The Mentha genus (Lamiaceae) is widely distributed worldwide (Lawrence, 2007, Dorman et al., 2003). At least seven Mentha species are endemic to Australia, though only three (Mentha australis, Mentha diemenica and Mentha satureioides) have been reported to have medicinal value (Lassak and McCarthy, 2001, Williams, 2010). To date, no scientific studies have investigated the phenolic composition of these Australian native species. In Chapter 4, it was reported that mint extracts from the Mentha genus exhibit several potentially health-promoting activities. As mentioned in previous chapters, the chemical constituents and health benefits of essential oils and extracts of the Mentha genus, particularly spearmint and peppermint, have been well studied (Soković et al., 2009, Dorman et al., 2003). The phenolic compounds that are most common among the Mentha species include rosmarinic acid, caffeic acid, chlorogenic acid, luteolin, cynaroside, luteolin-O-rutinoside and eriocitrin (Dorman et al., 2003, Inoue et al., 2002, Guedon and Pasquier, 1994).

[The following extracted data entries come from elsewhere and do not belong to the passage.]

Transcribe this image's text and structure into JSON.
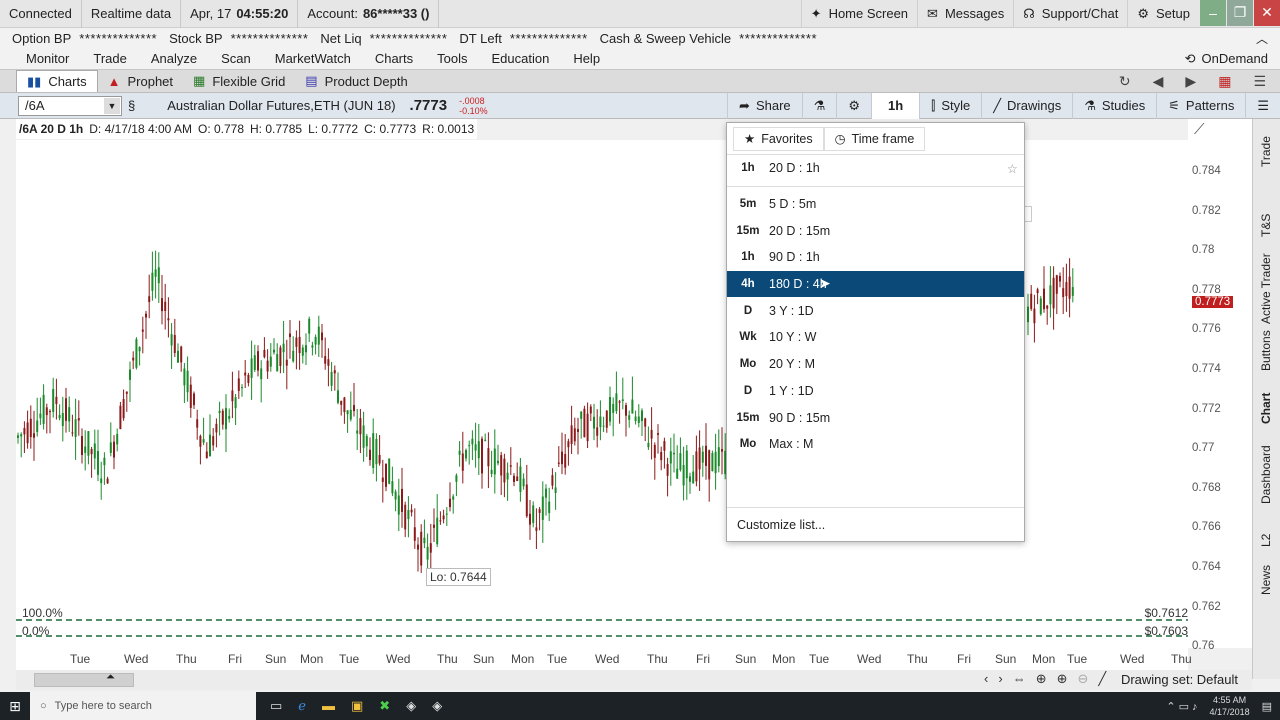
{
  "status": {
    "connection": "Connected",
    "data_mode": "Realtime data",
    "date": "Apr, 17",
    "time": "04:55:20",
    "account_label": "Account:",
    "account_value": "86*****33 ()",
    "home_screen": "Home Screen",
    "messages": "Messages",
    "support": "Support/Chat",
    "setup": "Setup"
  },
  "account_bar": {
    "items": [
      {
        "label": "Option BP",
        "value": "**************"
      },
      {
        "label": "Stock BP",
        "value": "**************"
      },
      {
        "label": "Net Liq",
        "value": "**************"
      },
      {
        "label": "DT Left",
        "value": "**************"
      },
      {
        "label": "Cash & Sweep Vehicle",
        "value": "**************"
      }
    ]
  },
  "menu": {
    "items": [
      "Monitor",
      "Trade",
      "Analyze",
      "Scan",
      "MarketWatch",
      "Charts",
      "Tools",
      "Education",
      "Help"
    ],
    "ondemand": "OnDemand"
  },
  "chart_tabs": [
    "Charts",
    "Prophet",
    "Flexible Grid",
    "Product Depth"
  ],
  "symbol_bar": {
    "symbol": "/6A",
    "description": "Australian Dollar Futures,ETH (JUN 18)",
    "last_price": ".7773",
    "change": "-.0008",
    "change_pct": "-0.10%",
    "share": "Share",
    "timeframe": "1h",
    "style": "Style",
    "drawings": "Drawings",
    "studies": "Studies",
    "patterns": "Patterns"
  },
  "info_line": {
    "symbol_tf": "/6A 20 D 1h",
    "date": "D: 4/17/18 4:00 AM",
    "open": "O: 0.778",
    "high": "H: 0.7785",
    "low": "L: 0.7772",
    "close": "C: 0.7773",
    "range": "R: 0.0013"
  },
  "chart": {
    "low_label": "Lo: 0.7644",
    "pct_top": "100.0%",
    "pct_bottom": "0.0%",
    "level_top": "$0.7612",
    "level_bottom": "$0.7603",
    "last_price_tag": "0.7773",
    "price_ticks": [
      "0.784",
      "0.782",
      "0.78",
      "0.778",
      "0.776",
      "0.774",
      "0.772",
      "0.77",
      "0.768",
      "0.766",
      "0.764",
      "0.762",
      "0.76"
    ],
    "time_ticks": [
      "Tue",
      "Wed",
      "Thu",
      "Fri",
      "Sun",
      "Mon",
      "Tue",
      "Wed",
      "Thu",
      "Sun",
      "Mon",
      "Tue",
      "Wed",
      "Thu",
      "Fri",
      "Sun",
      "Mon",
      "Tue",
      "Wed",
      "Thu",
      "Fri",
      "Sun",
      "Mon",
      "Tue",
      "Wed",
      "Thu"
    ],
    "colors": {
      "up": "#1a8a2a",
      "down": "#8b1a1a",
      "selected": "#0b4a78",
      "last_price": "#c01f1f"
    }
  },
  "right_tabs": [
    "Trade",
    "T&S",
    "Active Trader",
    "Buttons",
    "Chart",
    "Dashboard",
    "L2",
    "News"
  ],
  "timeframe_menu": {
    "tabs": [
      "Favorites",
      "Time frame"
    ],
    "current": {
      "abbr": "1h",
      "label": "20 D : 1h"
    },
    "items": [
      {
        "abbr": "5m",
        "label": "5 D : 5m"
      },
      {
        "abbr": "15m",
        "label": "20 D : 15m"
      },
      {
        "abbr": "1h",
        "label": "90 D : 1h"
      },
      {
        "abbr": "4h",
        "label": "180 D : 4h"
      },
      {
        "abbr": "D",
        "label": "3 Y : 1D"
      },
      {
        "abbr": "Wk",
        "label": "10 Y : W"
      },
      {
        "abbr": "Mo",
        "label": "20 Y : M"
      },
      {
        "abbr": "D",
        "label": "1 Y : 1D"
      },
      {
        "abbr": "15m",
        "label": "90 D : 15m"
      },
      {
        "abbr": "Mo",
        "label": "Max : M"
      }
    ],
    "selected_index": 3,
    "customize": "Customize list..."
  },
  "bottom": {
    "drawing_set": "Drawing set: Default"
  },
  "taskbar": {
    "search_placeholder": "Type here to search",
    "time": "4:55 AM",
    "date": "4/17/2018"
  }
}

However, little is known about the phenolic compounds present in the Australian mints in the Mentha genus.

In most of the studies on Mentha species, High Performance Liquid Chromatography- Photodiode Array Detection (HPLC-PDA) was employed in the analysis of phenolic compounds. This method provides quantification and tentative identification of phenolic compounds, especially when reference standards are available for comparison. Other analytical techniques were usually needed to confirm the identities of the compounds and to elucidate their structures, which exceeds the abilities of HPLC-PDA analysis. Mass spectrometric techniques have proved particularly useful and more powerful in identifying phenolic compounds in plants (Justesen, 2000).

Gas Chromatography-Mass Spectrometry (GC-MS) techniques are well developed for identifying volatile components, and those that can be volatilised through chemical derivatisation. The large numbers of mass spectra that are available in various GC-MS database libraries are especially helpful for the identification of unknown components as they allow mass spectra of the sample to be matched with those in the database. On 122 the other hand, Liquid Chromatography-High Resolution Mass Spectrometry (LC- HRMS) and Tandem Mass Spectrometry (LC-MS/MS) are more direct techniques for analysing non-volatile plant components as they do not require sample derivatisation. In cases where reference standards were unavailable, Nuclear Magnetic Resonance (NMR) Spectroscopy was often used to provide full structural characterisation of an organic compound in solution by analysing the resonance frequency of each nucleus (1H or 13C nuclei) of the molecule and their intensity of absorption.

The objectives of this chapter were to identify and quantify the major phenolic components in the Australian native mint species M. australis using HPLC-PDA as well as other state-of-the-art instrumental techniques, including LC-HRMS and GC-MS. LC- HRMS was conducted using a high resolution mass detector for accuracy and LC- MS/MS for specificity and sensitivity. Furthermore, the structural features of the major peaks collected from HPLC were elucidated by NMR.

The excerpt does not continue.